Aqueous humor, and or vitreous sampling should be performed if infection is suspected.
Treatment:
Treatment goals are to induce and maintain remission while minimizing corticosteroid use.
Usually responds to topical and systemic corticosteroids.
Inflammatory disorders associated with uveitis should be treated.
Treatment depends on subtype of disease, infectious exposures, age, comorbidities, country of origin, signs of infection, and site threatening features of uveitis.
Anterior uveitis is treated with topical corticosteroids and mild intermediate uveitis may be monitored without initial treatment.
With moderate to severe intermediate uveitis and posterior uveitis and panuveitis are at high risk for sight threatening complications and requires systemic or intravitreal corticosteroids and immunosuppressive agents.
Systemic corticosteroids are recommended for severe non-infectious anterior uveitis that does not improve or worsens with topical or regional corticosteroids.
Timely management is critical to prevent permanent vision loss.
Ocular, hypertension, glaucoma and cataracts can develop from prolonged topical, periocular, intravitreal implant, and systemic corticosteroid use.
Systemic corticosteroids are typically used to achieve remission in patients with non-infectious posterior uveitis, regardless of its cause.
Guidelines recommend systemic corticosteroids in combination with disease modifying antirheumatic drugs (DMARDd) as first line therapy for non-infectious posterior uveitis to control severe/persistent inflammation and decrease the risk of complications.
Anti-metabolite methotrexate and mycophenolaye mofetil commonly used in posterior uveitis as an initial corticosteroid sparing treatments before progressing to biologic therapies.
For patients with poorly controlled, non-infectious posterior uveitis despite treatment with DMARDs, biologic therapy is the second line treatment with adalimumab having the strongest evidence of effectiveness.
In patients who do not improve or worsen with first line therapies adalimumab extends time to treatment failure.
Golimumab and certolizumab are biologic agents that block tumor necrosis factor and are associated with a reduction in anterior uveitis in patients with axial spondyloarthritis.
In patients with infectious uveitis treating the underlying infection with systemic and a local antimicrobials are required: Corticosteroids may be added, depending on clinical findings, but should not be used alone for viral retinitis or toxoplasmosis.
Ocular hypertension, glaucoma, and cataracts can develop from prolonged topical, periocular, intravitreal implant, and systemic corticosteroid use.

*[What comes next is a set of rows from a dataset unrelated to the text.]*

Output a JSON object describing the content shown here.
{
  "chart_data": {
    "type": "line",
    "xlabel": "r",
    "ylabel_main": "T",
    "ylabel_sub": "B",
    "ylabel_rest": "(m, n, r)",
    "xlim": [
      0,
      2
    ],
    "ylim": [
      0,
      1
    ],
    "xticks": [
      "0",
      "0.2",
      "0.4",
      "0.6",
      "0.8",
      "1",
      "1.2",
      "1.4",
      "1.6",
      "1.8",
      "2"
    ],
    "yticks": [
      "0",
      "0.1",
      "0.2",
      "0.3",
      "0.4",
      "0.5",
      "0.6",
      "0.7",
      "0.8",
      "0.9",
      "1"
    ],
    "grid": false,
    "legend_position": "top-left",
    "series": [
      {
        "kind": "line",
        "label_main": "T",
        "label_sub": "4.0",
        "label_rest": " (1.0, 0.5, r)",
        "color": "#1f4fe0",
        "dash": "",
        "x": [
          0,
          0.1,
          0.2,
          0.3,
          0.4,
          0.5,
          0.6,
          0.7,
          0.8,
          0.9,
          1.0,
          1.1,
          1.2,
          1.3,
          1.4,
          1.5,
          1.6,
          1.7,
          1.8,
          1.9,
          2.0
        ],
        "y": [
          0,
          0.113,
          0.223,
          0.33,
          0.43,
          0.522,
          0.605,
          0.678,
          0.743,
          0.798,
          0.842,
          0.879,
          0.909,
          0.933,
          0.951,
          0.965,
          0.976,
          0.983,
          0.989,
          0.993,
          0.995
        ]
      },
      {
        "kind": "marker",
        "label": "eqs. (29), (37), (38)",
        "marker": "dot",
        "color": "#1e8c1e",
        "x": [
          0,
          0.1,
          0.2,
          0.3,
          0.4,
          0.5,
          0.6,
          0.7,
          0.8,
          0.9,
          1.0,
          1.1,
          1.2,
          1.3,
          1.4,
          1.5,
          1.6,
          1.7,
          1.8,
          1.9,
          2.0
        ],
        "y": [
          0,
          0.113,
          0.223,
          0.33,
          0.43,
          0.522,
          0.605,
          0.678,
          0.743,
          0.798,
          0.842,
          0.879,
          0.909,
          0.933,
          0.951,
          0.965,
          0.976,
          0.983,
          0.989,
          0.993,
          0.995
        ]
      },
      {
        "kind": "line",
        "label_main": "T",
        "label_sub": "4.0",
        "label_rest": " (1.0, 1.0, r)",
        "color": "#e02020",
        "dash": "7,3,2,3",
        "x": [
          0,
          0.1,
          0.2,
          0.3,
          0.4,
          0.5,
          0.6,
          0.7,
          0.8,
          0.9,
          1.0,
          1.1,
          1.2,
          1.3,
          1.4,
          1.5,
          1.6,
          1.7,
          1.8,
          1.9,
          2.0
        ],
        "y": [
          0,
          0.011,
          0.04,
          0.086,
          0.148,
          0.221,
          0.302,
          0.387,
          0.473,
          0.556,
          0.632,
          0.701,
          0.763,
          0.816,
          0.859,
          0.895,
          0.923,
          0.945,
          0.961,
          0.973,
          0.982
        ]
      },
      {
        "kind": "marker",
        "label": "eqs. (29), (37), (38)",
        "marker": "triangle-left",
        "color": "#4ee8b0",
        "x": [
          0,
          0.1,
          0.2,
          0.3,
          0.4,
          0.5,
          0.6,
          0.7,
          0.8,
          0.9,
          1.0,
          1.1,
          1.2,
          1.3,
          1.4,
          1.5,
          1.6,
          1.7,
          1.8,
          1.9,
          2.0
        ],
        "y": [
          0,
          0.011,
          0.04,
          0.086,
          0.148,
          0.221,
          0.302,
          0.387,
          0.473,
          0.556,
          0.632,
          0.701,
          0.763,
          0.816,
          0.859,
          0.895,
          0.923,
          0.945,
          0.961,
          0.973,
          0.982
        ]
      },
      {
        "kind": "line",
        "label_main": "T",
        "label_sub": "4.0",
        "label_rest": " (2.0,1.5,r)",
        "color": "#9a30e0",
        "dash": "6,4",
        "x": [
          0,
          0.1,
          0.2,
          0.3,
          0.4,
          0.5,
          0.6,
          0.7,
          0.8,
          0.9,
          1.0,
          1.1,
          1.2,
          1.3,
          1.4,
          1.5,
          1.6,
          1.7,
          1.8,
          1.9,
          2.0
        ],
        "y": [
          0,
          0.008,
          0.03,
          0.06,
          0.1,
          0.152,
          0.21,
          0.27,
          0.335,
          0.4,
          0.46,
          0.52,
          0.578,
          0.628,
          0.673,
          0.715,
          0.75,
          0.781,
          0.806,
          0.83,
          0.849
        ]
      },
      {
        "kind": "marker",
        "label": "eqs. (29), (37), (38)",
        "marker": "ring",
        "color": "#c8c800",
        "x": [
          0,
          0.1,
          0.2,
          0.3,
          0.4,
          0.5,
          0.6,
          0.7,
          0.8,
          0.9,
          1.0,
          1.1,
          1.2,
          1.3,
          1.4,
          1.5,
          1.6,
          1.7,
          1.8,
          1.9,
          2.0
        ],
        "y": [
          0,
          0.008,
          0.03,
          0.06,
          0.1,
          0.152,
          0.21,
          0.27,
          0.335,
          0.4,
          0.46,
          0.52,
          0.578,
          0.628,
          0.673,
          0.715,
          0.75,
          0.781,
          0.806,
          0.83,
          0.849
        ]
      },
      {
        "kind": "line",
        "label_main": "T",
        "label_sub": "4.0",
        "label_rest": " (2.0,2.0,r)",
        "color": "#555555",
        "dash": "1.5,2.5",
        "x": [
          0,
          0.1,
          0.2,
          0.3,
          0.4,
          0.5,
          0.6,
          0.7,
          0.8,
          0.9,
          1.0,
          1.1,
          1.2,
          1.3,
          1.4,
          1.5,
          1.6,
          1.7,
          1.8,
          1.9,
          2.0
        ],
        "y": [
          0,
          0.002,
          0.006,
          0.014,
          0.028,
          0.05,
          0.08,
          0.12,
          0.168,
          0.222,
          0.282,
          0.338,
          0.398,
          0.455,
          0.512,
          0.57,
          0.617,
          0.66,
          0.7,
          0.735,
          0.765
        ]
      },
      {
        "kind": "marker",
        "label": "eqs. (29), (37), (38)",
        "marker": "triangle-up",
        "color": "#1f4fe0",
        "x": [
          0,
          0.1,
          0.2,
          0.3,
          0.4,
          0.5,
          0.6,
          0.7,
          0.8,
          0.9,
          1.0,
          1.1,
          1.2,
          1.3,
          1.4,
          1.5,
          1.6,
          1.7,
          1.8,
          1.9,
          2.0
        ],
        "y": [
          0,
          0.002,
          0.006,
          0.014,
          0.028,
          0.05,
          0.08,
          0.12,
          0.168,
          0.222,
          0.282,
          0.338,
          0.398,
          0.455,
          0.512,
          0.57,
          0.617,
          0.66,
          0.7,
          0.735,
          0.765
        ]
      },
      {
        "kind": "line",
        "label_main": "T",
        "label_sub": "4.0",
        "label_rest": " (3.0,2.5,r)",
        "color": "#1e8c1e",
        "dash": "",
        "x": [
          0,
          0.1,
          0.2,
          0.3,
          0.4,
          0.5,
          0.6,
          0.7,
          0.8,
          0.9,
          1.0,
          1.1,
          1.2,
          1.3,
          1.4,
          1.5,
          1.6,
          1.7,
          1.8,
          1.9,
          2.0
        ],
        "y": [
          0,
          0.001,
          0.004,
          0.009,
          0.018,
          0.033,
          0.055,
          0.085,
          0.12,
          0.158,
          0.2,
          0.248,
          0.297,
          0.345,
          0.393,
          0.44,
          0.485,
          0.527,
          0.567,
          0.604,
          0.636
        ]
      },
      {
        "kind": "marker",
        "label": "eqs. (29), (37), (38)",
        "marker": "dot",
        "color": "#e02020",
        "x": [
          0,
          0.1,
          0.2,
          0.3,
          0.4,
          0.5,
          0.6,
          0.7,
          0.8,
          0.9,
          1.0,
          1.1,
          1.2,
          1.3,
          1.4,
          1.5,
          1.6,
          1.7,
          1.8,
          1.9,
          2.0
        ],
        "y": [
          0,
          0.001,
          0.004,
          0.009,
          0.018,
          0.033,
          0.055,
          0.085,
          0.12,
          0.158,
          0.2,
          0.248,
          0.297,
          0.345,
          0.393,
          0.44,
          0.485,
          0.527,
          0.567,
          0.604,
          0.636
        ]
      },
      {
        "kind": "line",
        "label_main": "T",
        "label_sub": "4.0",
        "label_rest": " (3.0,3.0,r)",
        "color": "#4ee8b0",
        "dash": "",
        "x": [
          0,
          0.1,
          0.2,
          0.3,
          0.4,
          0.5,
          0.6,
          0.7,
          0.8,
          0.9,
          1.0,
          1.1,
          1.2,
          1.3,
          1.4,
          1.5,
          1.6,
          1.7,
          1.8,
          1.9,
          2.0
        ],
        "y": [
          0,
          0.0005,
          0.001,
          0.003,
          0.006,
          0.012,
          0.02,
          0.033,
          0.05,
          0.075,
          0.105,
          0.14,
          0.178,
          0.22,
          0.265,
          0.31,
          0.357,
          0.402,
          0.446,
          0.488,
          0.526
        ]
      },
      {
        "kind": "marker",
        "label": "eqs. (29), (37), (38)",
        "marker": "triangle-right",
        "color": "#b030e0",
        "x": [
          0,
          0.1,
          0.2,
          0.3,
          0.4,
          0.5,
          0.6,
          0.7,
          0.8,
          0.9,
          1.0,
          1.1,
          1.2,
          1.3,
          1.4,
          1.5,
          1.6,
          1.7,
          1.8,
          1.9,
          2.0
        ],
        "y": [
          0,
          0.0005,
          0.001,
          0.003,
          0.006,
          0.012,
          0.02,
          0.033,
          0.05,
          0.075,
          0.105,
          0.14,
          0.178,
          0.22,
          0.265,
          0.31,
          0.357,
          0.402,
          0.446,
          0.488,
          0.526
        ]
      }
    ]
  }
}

Treatment of infectious panuveitos (endophthalmitis) varies based on whether the source of infection is exogenous or endigenous.
Exogenous cases require intravitreal antimicrobials,while endogenous cases are treated with systemic antimicrobialtarget infection management.
Tuberculosis associated uveitis is treated as tuberculosis infection elsewhere.
Syphilitic uveitis is treated with benzathine penicillin.